Justice Bechu Kurian Thomas held that courts must avoid falling prey to stereotyped notions, myths and generalisations about what appropriate conduct might be, especially in cases involving sexual offences against women.

Such “rape myths” include chastity, resistance to rape, behaving in a certain way etc.

“Courts must also avoid scrutinizing feminine conduct from a masculine point of view.
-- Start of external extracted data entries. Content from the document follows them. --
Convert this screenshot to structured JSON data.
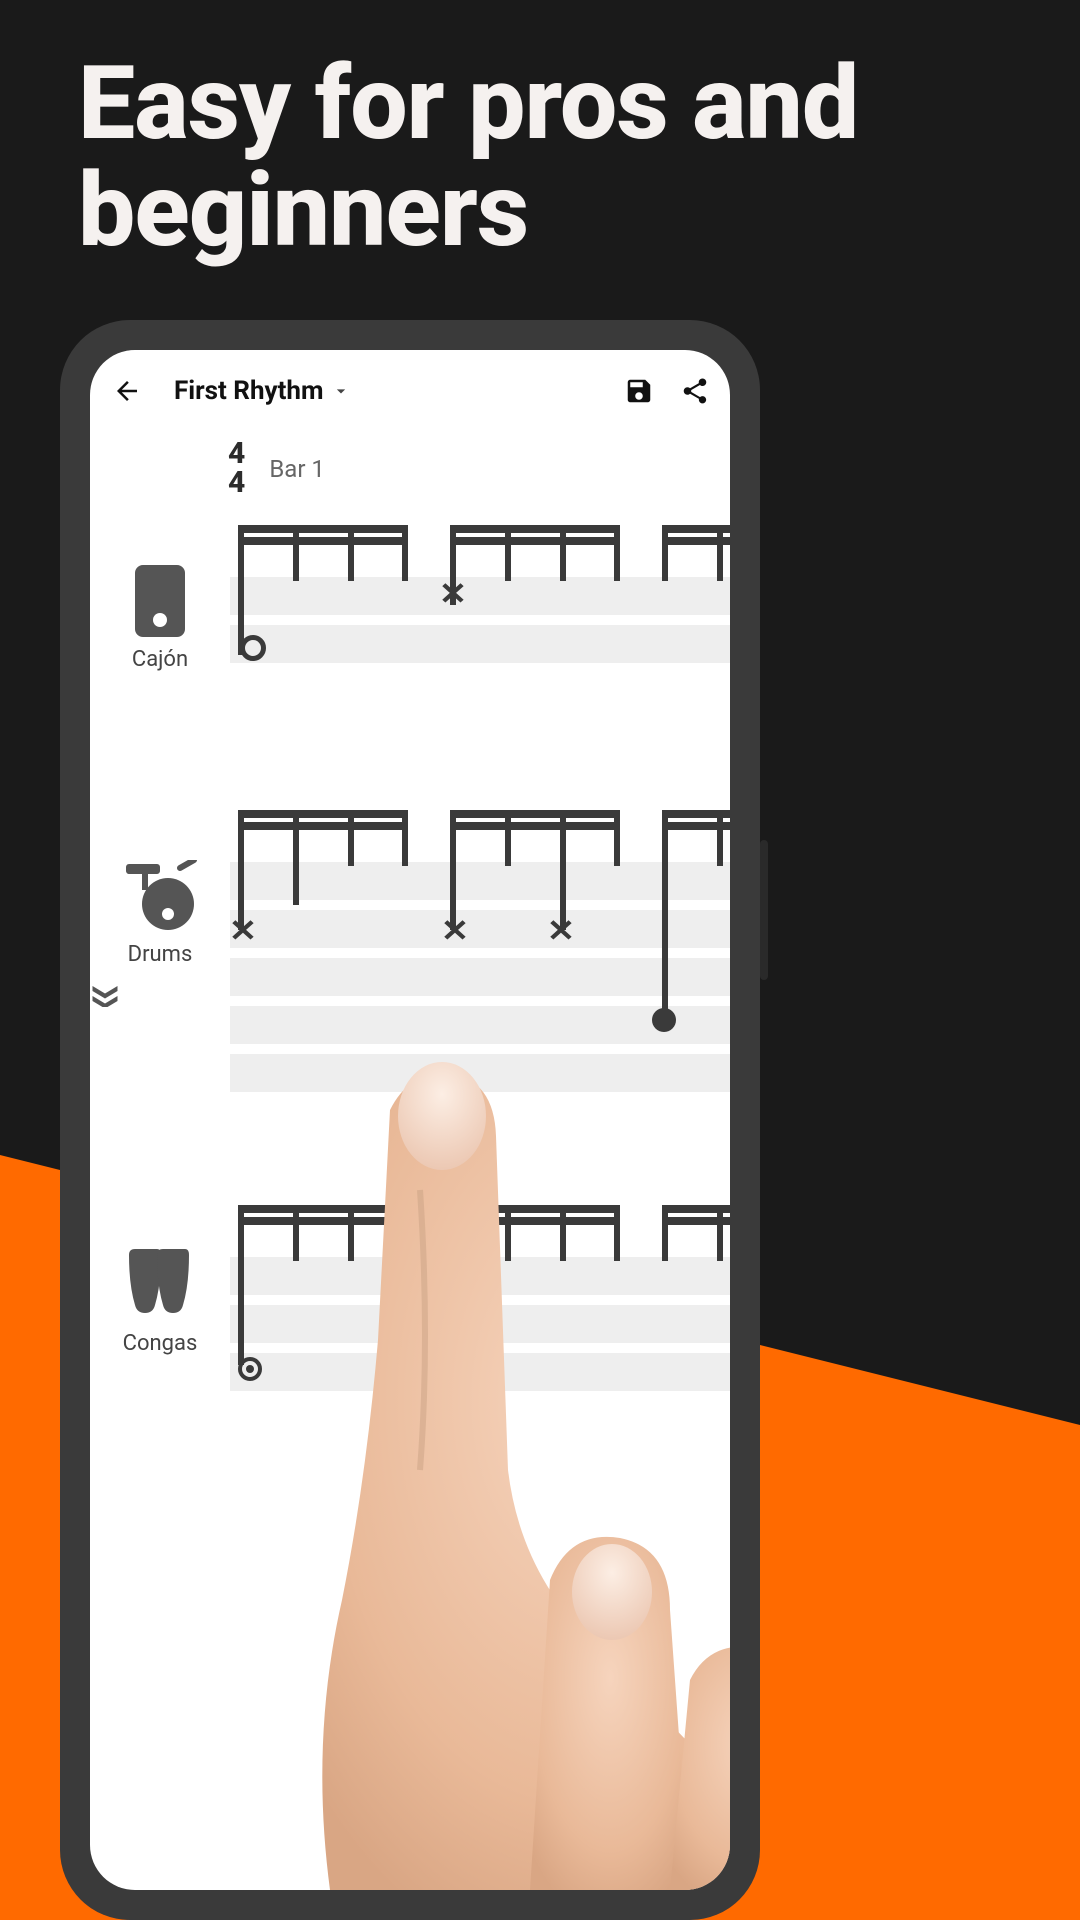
{
  "headline": "Easy for pros and beginners",
  "header": {
    "title": "First Rhythm"
  },
  "timesig": {
    "top": "4",
    "bottom": "4"
  },
  "bar_label": "Bar 1",
  "instruments": {
    "cajon": "Cajón",
    "drums": "Drums",
    "congas": "Congas"
  }
}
Myths, stereotyping and even generalisation, which are all different forms of bias, must be avoided…the stereotyped notions of chastity, resistance to rape, having visible physical injuries, behaving in a certain way, reporting the offence immediately, etc are all rape myths,” the Court said in its order.

In this regard, the Court cited the judgment of the Supreme Court in Aparna Bhat & Ors. v State of Madhya Pradesh & Anr., which began with this quote from Norwegian playwright and theatre director, Henrik Ibsen.
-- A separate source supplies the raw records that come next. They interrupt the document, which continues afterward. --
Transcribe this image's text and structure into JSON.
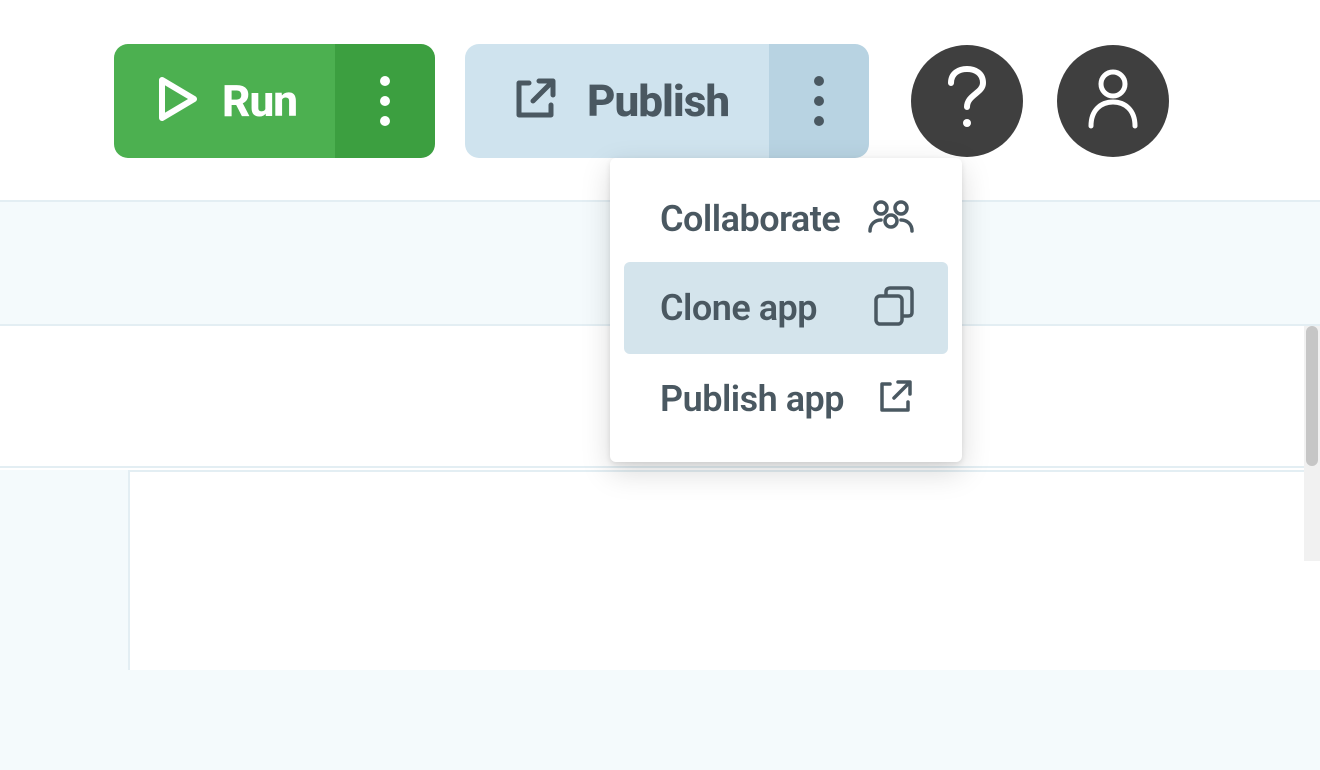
{
  "toolbar": {
    "run_label": "Run",
    "publish_label": "Publish"
  },
  "dropdown": {
    "items": [
      {
        "label": "Collaborate",
        "icon": "people-icon",
        "hover": false
      },
      {
        "label": "Clone app",
        "icon": "copy-icon",
        "hover": true
      },
      {
        "label": "Publish app",
        "icon": "external-link-icon",
        "hover": false
      }
    ]
  }
}
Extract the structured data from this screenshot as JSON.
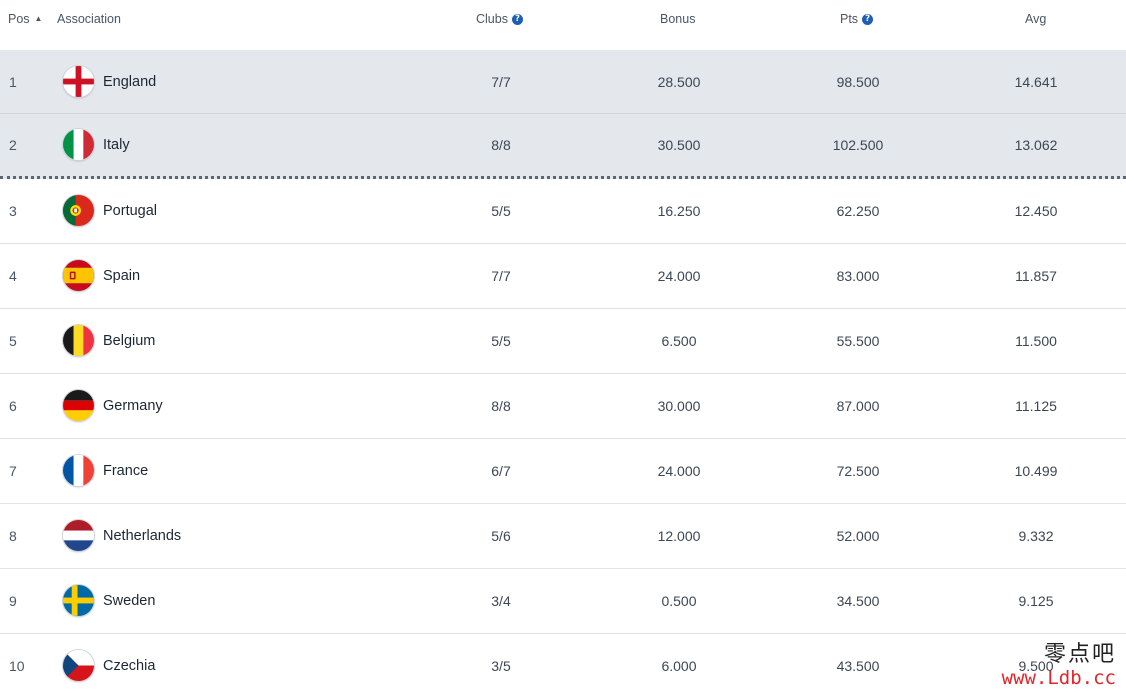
{
  "header": {
    "pos": "Pos",
    "association": "Association",
    "clubs": "Clubs",
    "bonus": "Bonus",
    "pts": "Pts",
    "avg": "Avg"
  },
  "rows": [
    {
      "pos": "1",
      "name": "England",
      "clubs": "7/7",
      "bonus": "28.500",
      "pts": "98.500",
      "avg": "14.641",
      "flag": "england-flag"
    },
    {
      "pos": "2",
      "name": "Italy",
      "clubs": "8/8",
      "bonus": "30.500",
      "pts": "102.500",
      "avg": "13.062",
      "flag": "italy-flag"
    },
    {
      "pos": "3",
      "name": "Portugal",
      "clubs": "5/5",
      "bonus": "16.250",
      "pts": "62.250",
      "avg": "12.450",
      "flag": "portugal-flag"
    },
    {
      "pos": "4",
      "name": "Spain",
      "clubs": "7/7",
      "bonus": "24.000",
      "pts": "83.000",
      "avg": "11.857",
      "flag": "spain-flag"
    },
    {
      "pos": "5",
      "name": "Belgium",
      "clubs": "5/5",
      "bonus": "6.500",
      "pts": "55.500",
      "avg": "11.500",
      "flag": "belgium-flag"
    },
    {
      "pos": "6",
      "name": "Germany",
      "clubs": "8/8",
      "bonus": "30.000",
      "pts": "87.000",
      "avg": "11.125",
      "flag": "germany-flag"
    },
    {
      "pos": "7",
      "name": "France",
      "clubs": "6/7",
      "bonus": "24.000",
      "pts": "72.500",
      "avg": "10.499",
      "flag": "france-flag"
    },
    {
      "pos": "8",
      "name": "Netherlands",
      "clubs": "5/6",
      "bonus": "12.000",
      "pts": "52.000",
      "avg": "9.332",
      "flag": "netherlands-flag"
    },
    {
      "pos": "9",
      "name": "Sweden",
      "clubs": "3/4",
      "bonus": "0.500",
      "pts": "34.500",
      "avg": "9.125",
      "flag": "sweden-flag"
    },
    {
      "pos": "10",
      "name": "Czechia",
      "clubs": "3/5",
      "bonus": "6.000",
      "pts": "43.500",
      "avg": "9.500",
      "flag": "czechia-flag"
    }
  ],
  "watermark": {
    "line1": "零点吧",
    "line2": "www.Ldb.cc"
  },
  "colors": {
    "qualified_row_bg": "#e4e8ec",
    "help_icon": "#1e5fb4",
    "watermark_url": "#e0262b"
  }
}
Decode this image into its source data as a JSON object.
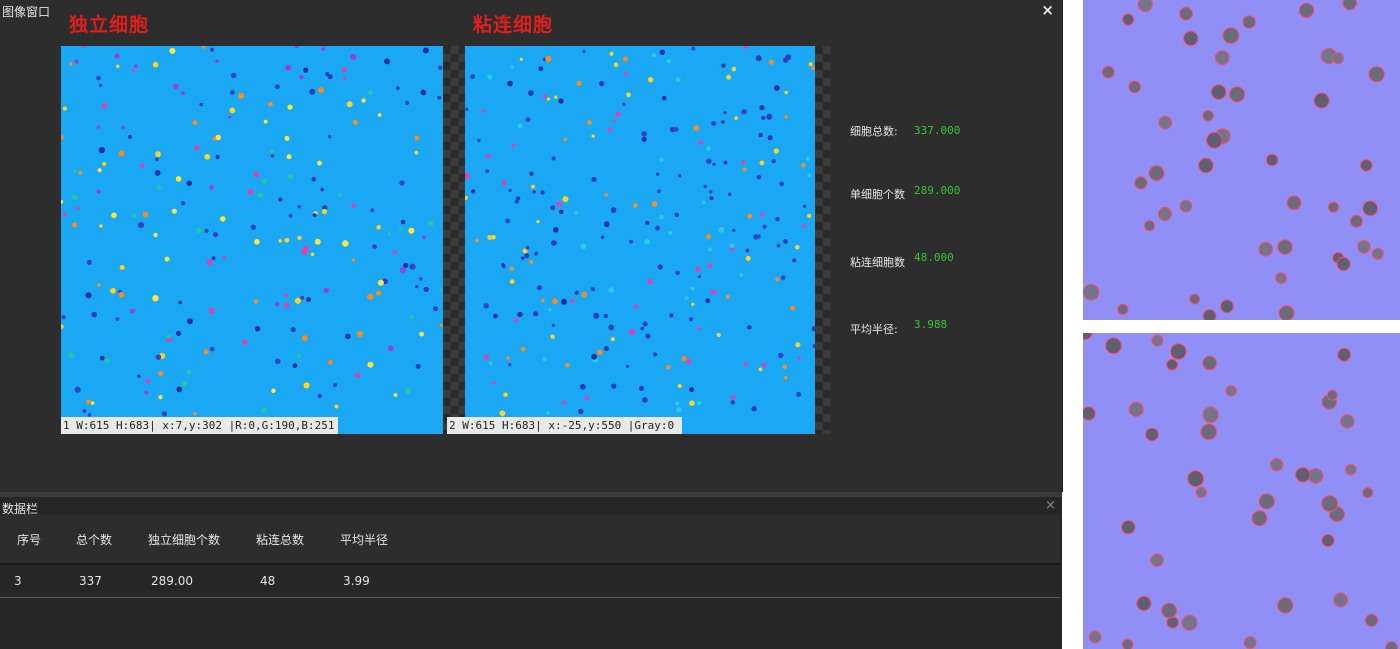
{
  "image_window": {
    "title": "图像窗口",
    "close_label": "×",
    "left_panel": {
      "title": "独立细胞",
      "status": "1  W:615 H:683| x:7,y:302 |R:0,G:190,B:251"
    },
    "right_panel": {
      "title": "粘连细胞",
      "status": "2  W:615 H:683| x:-25,y:550 |Gray:0"
    }
  },
  "stats": [
    {
      "label": "细胞总数:",
      "value": "337.000"
    },
    {
      "label": "单细胞个数",
      "value": "289.000"
    },
    {
      "label": "粘连细胞数",
      "value": "48.000"
    },
    {
      "label": "平均半径:",
      "value": "3.988"
    }
  ],
  "data_panel": {
    "title": "数据栏",
    "close_label": "×",
    "columns": [
      "序号",
      "总个数",
      "独立细胞个数",
      "粘连总数",
      "平均半径"
    ],
    "rows": [
      [
        "3",
        "337",
        "289.00",
        "48",
        "3.99"
      ]
    ]
  },
  "colors": {
    "background": "#2b2b2b",
    "panel_title": "#e21d1d",
    "stat_value": "#35c435",
    "analysis_image": "#1aa8f5",
    "micrograph": "#8f8ff5"
  }
}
“A woman cannot be herself in the society of the present day, which is an exclusively masculine society, with laws framed by men and with a judicial system that judges feminine conduct from a masculine point of view.”

Notwithstanding the above, the Court emphasised that care must be taken to avoid consensual relationships being converted into instances of rape as well.

The Court made the observations in an order granting anticipatory bail to Malayalam actor-producer Vijay babu in a rape case that was registered against him after a debutante actress accused him of sexually exploiting her under the guise of offering movie roles.

Even though exhaustive arguments were raised on behalf of the accused, the complainant and the prosecution, the Court reminded itself that at the stage of anticipatory bail, it cannot delve deep into the merits of the case, including whether or not there was consent.

“The nuances of ‘consent’ under the Indian Penal Code or of ‘rape’ are not to be deliberated upon at this stage, lest it prejudices either side, at the time of trial. In this phase of legal proceedings, this Court is only to consider the competing claims of liberty of an individual guaranteed under Article 21 of the Constitution of India as against the power of investigation of the police against a person accused of a serious crime,” the Court said

The Court placed heavy reliance on the judgments of the Supreme Court in Shri Gurbaksh Singh Sibbia & Ors. v State of Punjab and Sushila Aggarwal & Ors. v State (NCT of Delhi) & Anr. and held that what must be considered are the nature and gravity of the offence, the facts of the case, the character of evidence, position and status of the accused with reference to the victim and witnesses, the likelihood of the accused fleeing from justice and repeating the offences, the possibility of the accused tampering with the evidence and obstructing the course of justice.

Viewed in that perspective, the Court deemed it fit to grant anticipatory bail to Babu, subject to certain conditions.